The renowned journalist and author will join the university’s school of social sciences, working as a professor of sociology.
Younge will be leaving his role as editor-at-large at The Guardian to take up the new position.
“The Guardian was my first full time job, and I worked there for 26 years – it’s been a fantastic experience. Journalism, for me, has always been a process of enquiry and sharing whatever insights I’ve gathered in an accessible and informative way – that’s precisely what I hope to achieve as a professor at The University of Manchester, and why I’m excited to be joining the sociology department,” The University of Manchester reported Younge said.
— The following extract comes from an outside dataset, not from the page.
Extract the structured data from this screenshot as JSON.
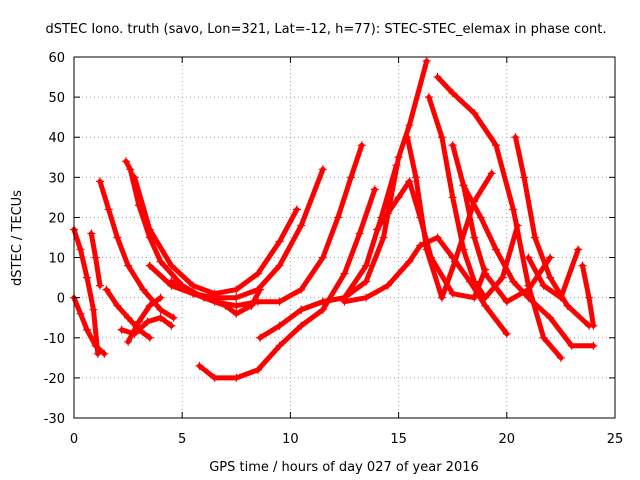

The move will not mark and end to Younge’s illustrious journalism career or his work with The Guardian, and he will continue to write for the publication.
Katharine Viner, The Guardian’s editor-in-chief, said: “Congratulations to my wonderful friend and colleague [Gary Younge], a brilliant Guardian writer who will be fantastic as a professor! Delighted he will still write for us regularly.”
Throughout his 26 years at The Guardian, Younge has worked as a journalist, columnist and US correspondent. He also spearheaded the publication’s Beyond the Blade project, which explored the deaths of each child and teenager killed as a result of knife crime in 2017, one of the worst years for fatal knife attacks in 40 years.
Younge, who is of Barbadian heritage, is the author of five books, including Another Day in the Death of America, A Chronicle of Ten Short Lives and No Place Like Home: A Black Briton’s Journey Through the American South. He has also won numerous awards for his journalism, including the David Nyhan Prize for political journalism from Harvard’s Shorenstein Center.